I’ve often said that in my years as a Christian I was geared up like a racehorse, with blinkers over my eyes to avoid any distraction from the “narrow way” (Matthew 7:13-14). I deliberately quashed my interest in paleontology and the sciences, my longest standing passions, because they didn’t fit in the God Box. I quashed my curiosity and critical thinking, I quashed my natural interests and desires, created complexes, fears, guilt and shame that need not have ever existed!

All of this as an attempt, out of fear, to be able to enter through this narrow way.

If that wasn’t difficult enough, there’s the bonus seed of doubt (affectionately known as the “stacks on” Christian guilt effect) that even if you think you’re doing everything right, you might have the wrong end of the stick; “Lord, are only a few people going to be saved?” He said to them. Strive to enter through the narrow door. For many, I tell you, will seek to enter and will not be able. When once the master of the house has risen and shut the door, and you begin to stand outside and to knock at the door, saying, ‘Lord, open to us,’ then he will answer you, ‘I do not know where you come from.’” – Luke 13:23-25.


At the end of the service, with a few shifty smiles and as little eye contact as possible, I retired to the tea and coffee stand to wait for my friend to announce our departure.

Almost marvelling at how much a person can change, trying to remember sermons I’d heard in the past and wondering, if could time travel, would I find just as many issues with those messages as I did with this one?
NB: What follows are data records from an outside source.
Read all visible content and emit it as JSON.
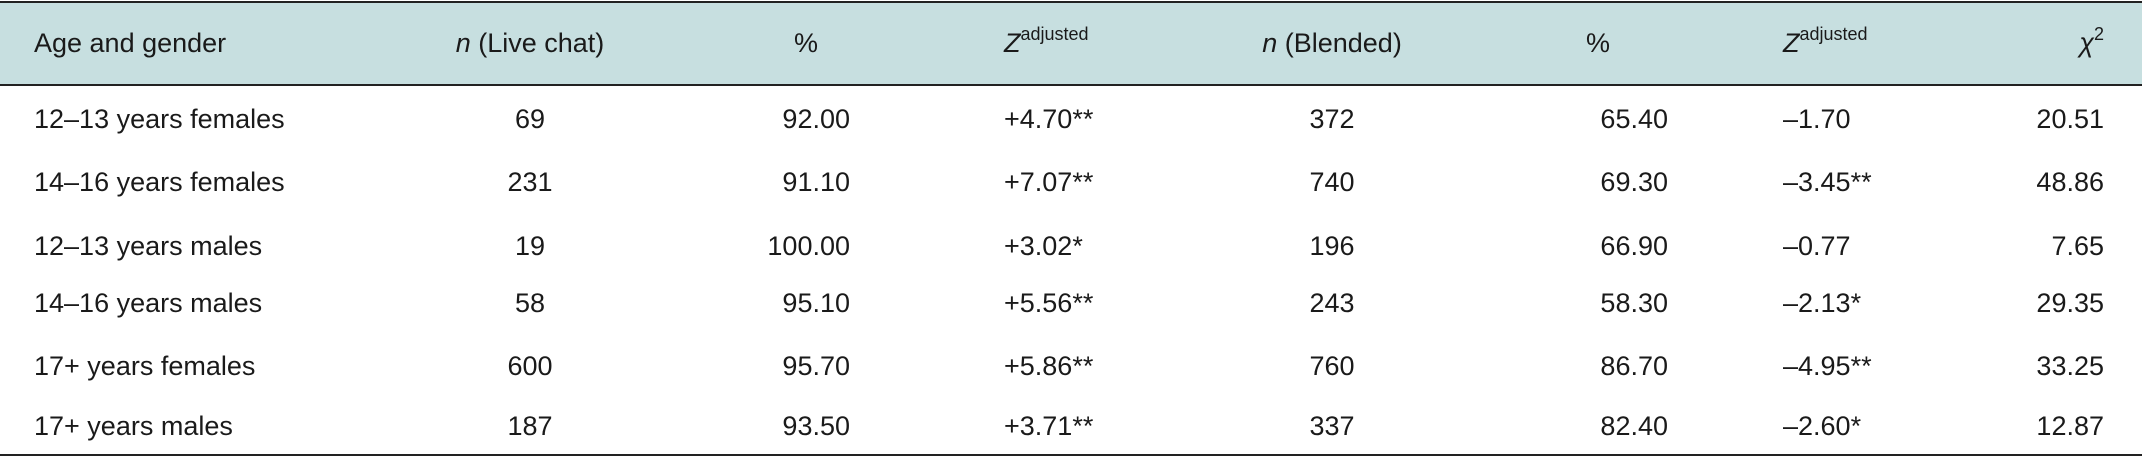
{
  "table": {
    "header": [
      {
        "text": "Age and gender"
      },
      {
        "italic": "n",
        "text": "(Live chat)"
      },
      {
        "text": "%"
      },
      {
        "italic": "Z",
        "sup": "adjusted"
      },
      {
        "italic": "n",
        "text": "(Blended)"
      },
      {
        "text": "%"
      },
      {
        "italic": "Z",
        "sup": "adjusted"
      },
      {
        "italic": "χ",
        "sup": "2"
      }
    ],
    "rows": [
      [
        "12–13 years females",
        "69",
        "92.00",
        "+4.70**",
        "372",
        "65.40",
        "–1.70",
        "20.51"
      ],
      [
        "14–16 years females",
        "231",
        "91.10",
        "+7.07**",
        "740",
        "69.30",
        "–3.45**",
        "48.86"
      ],
      [
        "12–13 years males",
        "19",
        "100.00",
        "+3.02*",
        "196",
        "66.90",
        "–0.77",
        "7.65"
      ],
      [
        "14–16 years males",
        "58",
        "95.10",
        "+5.56**",
        "243",
        "58.30",
        "–2.13*",
        "29.35"
      ],
      [
        "17+ years females",
        "600",
        "95.70",
        "+5.86**",
        "760",
        "86.70",
        "–4.95**",
        "33.25"
      ],
      [
        "17+ years males",
        "187",
        "93.50",
        "+3.71**",
        "337",
        "82.40",
        "–2.60*",
        "12.87"
      ]
    ]
  }
}
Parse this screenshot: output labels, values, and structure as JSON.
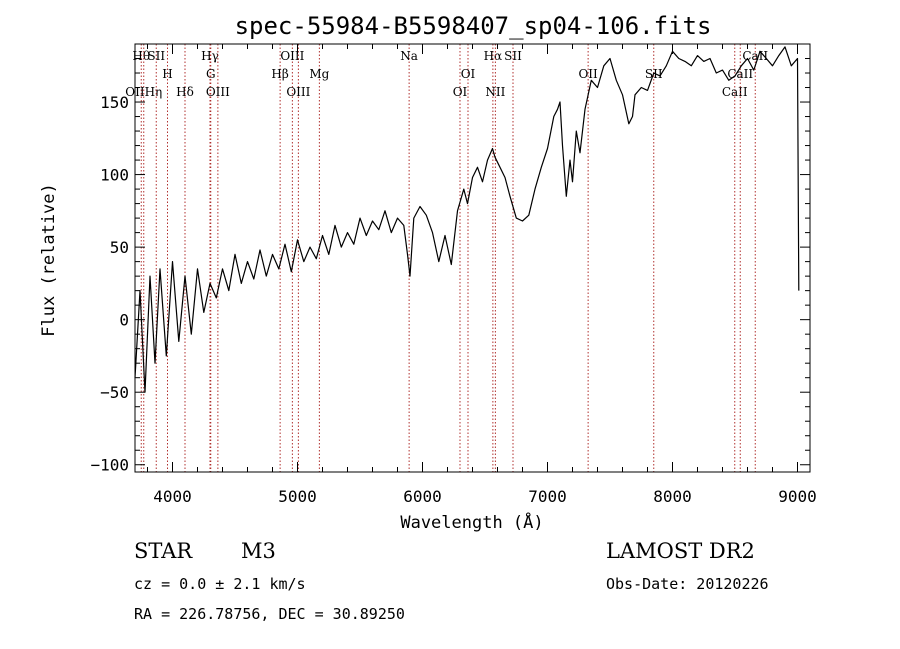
{
  "chart_data": {
    "type": "line",
    "title": "spec-55984-B5598407_sp04-106.fits",
    "xlabel": "Wavelength (Å)",
    "ylabel": "Flux (relative)",
    "xlim": [
      3700,
      9100
    ],
    "ylim": [
      -105,
      190
    ],
    "x_ticks": [
      4000,
      5000,
      6000,
      7000,
      8000,
      9000
    ],
    "x_tick_labels": [
      "4000",
      "5000",
      "6000",
      "7000",
      "8000",
      "9000"
    ],
    "y_ticks": [
      -100,
      -50,
      0,
      50,
      100,
      150
    ],
    "y_tick_labels": [
      "−100",
      "−50",
      "0",
      "50",
      "100",
      "150"
    ],
    "grid": false,
    "series": [
      {
        "x": [
          3700,
          3740,
          3780,
          3820,
          3860,
          3900,
          3950,
          4000,
          4050,
          4100,
          4150,
          4200,
          4250,
          4300,
          4350,
          4400,
          4450,
          4500,
          4550,
          4600,
          4650,
          4700,
          4750,
          4800,
          4850,
          4900,
          4950,
          5000,
          5050,
          5100,
          5150,
          5200,
          5250,
          5300,
          5350,
          5400,
          5450,
          5500,
          5550,
          5600,
          5650,
          5700,
          5750,
          5800,
          5850,
          5880,
          5900,
          5930,
          5980,
          6030,
          6080,
          6130,
          6180,
          6230,
          6280,
          6330,
          6360,
          6400,
          6440,
          6480,
          6520,
          6560,
          6580,
          6620,
          6660,
          6700,
          6750,
          6800,
          6850,
          6900,
          6950,
          7000,
          7050,
          7080,
          7100,
          7120,
          7150,
          7180,
          7200,
          7230,
          7260,
          7300,
          7350,
          7400,
          7450,
          7500,
          7550,
          7600,
          7650,
          7680,
          7700,
          7750,
          7800,
          7850,
          7900,
          7950,
          8000,
          8050,
          8100,
          8150,
          8200,
          8250,
          8300,
          8350,
          8400,
          8450,
          8500,
          8550,
          8600,
          8650,
          8700,
          8750,
          8800,
          8850,
          8900,
          8950,
          9000,
          9010
        ],
        "y": [
          -40,
          20,
          -50,
          30,
          -30,
          35,
          -25,
          40,
          -15,
          30,
          -10,
          35,
          5,
          25,
          15,
          35,
          20,
          45,
          25,
          40,
          28,
          48,
          30,
          45,
          35,
          52,
          33,
          55,
          40,
          50,
          42,
          58,
          45,
          65,
          50,
          60,
          52,
          70,
          58,
          68,
          62,
          75,
          60,
          70,
          65,
          45,
          30,
          70,
          78,
          72,
          60,
          40,
          58,
          38,
          75,
          90,
          80,
          98,
          105,
          95,
          110,
          118,
          112,
          105,
          98,
          85,
          70,
          68,
          72,
          90,
          105,
          118,
          140,
          145,
          150,
          120,
          85,
          110,
          95,
          130,
          115,
          145,
          165,
          160,
          175,
          180,
          165,
          155,
          135,
          140,
          155,
          160,
          158,
          170,
          168,
          175,
          185,
          180,
          178,
          175,
          182,
          178,
          180,
          170,
          172,
          165,
          168,
          175,
          180,
          172,
          185,
          180,
          175,
          182,
          188,
          175,
          180,
          20
        ]
      }
    ],
    "lines": [
      {
        "x": 3750,
        "label": "Hθ",
        "row": 1
      },
      {
        "x": 3770,
        "label": "OIIHη",
        "row": 3
      },
      {
        "x": 3870,
        "label": "SII",
        "row": 1
      },
      {
        "x": 3960,
        "label": "H",
        "row": 2
      },
      {
        "x": 4100,
        "label": "Hδ",
        "row": 3
      },
      {
        "x": 4300,
        "label": "Hγ",
        "row": 1
      },
      {
        "x": 4306,
        "label": "G",
        "row": 2
      },
      {
        "x": 4363,
        "label": "OIII",
        "row": 3
      },
      {
        "x": 4861,
        "label": "Hβ",
        "row": 2
      },
      {
        "x": 4959,
        "label": "OIII",
        "row": 1
      },
      {
        "x": 5007,
        "label": "OIII",
        "row": 3
      },
      {
        "x": 5175,
        "label": "Mg",
        "row": 2
      },
      {
        "x": 5893,
        "label": "Na",
        "row": 1
      },
      {
        "x": 6300,
        "label": "OI",
        "row": 3
      },
      {
        "x": 6364,
        "label": "OI",
        "row": 2
      },
      {
        "x": 6563,
        "label": "Hα",
        "row": 1
      },
      {
        "x": 6583,
        "label": "NII",
        "row": 3
      },
      {
        "x": 6724,
        "label": "SII",
        "row": 1
      },
      {
        "x": 7325,
        "label": "OII",
        "row": 2
      },
      {
        "x": 7850,
        "label": "SII",
        "row": 2
      },
      {
        "x": 8498,
        "label": "CaII",
        "row": 3
      },
      {
        "x": 8542,
        "label": "CaII",
        "row": 2
      },
      {
        "x": 8662,
        "label": "CaII",
        "row": 1
      }
    ]
  },
  "info": {
    "object_class": "STAR",
    "subclass": "M3",
    "survey": "LAMOST DR2",
    "cz": "cz = 0.0 ± 2.1 km/s",
    "obs_date": "Obs-Date: 20120226",
    "coords": "RA = 226.78756, DEC =  30.89250"
  }
}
Ironically, this was probably the time I had paid the most and closest attention to the message being delivered.

That night I looked over notes I’d taken in church years ago (incidentally, not an activity I’d recommend unless you’re feeling particularly full of gumption in the Kate Winslet, ‘The Holiday’ sense of the word) and to say it was shocking is not an overstatement. Notes I had fastidiously copied down, prayers that I’d written in desperation, lyrics I had repeated like mantras, I could hardly believe the person who wrote those things was me. I actually felt winded when I read certain sentences. I shook my head, not regretting it, but feeling immensely glad for my new perspective.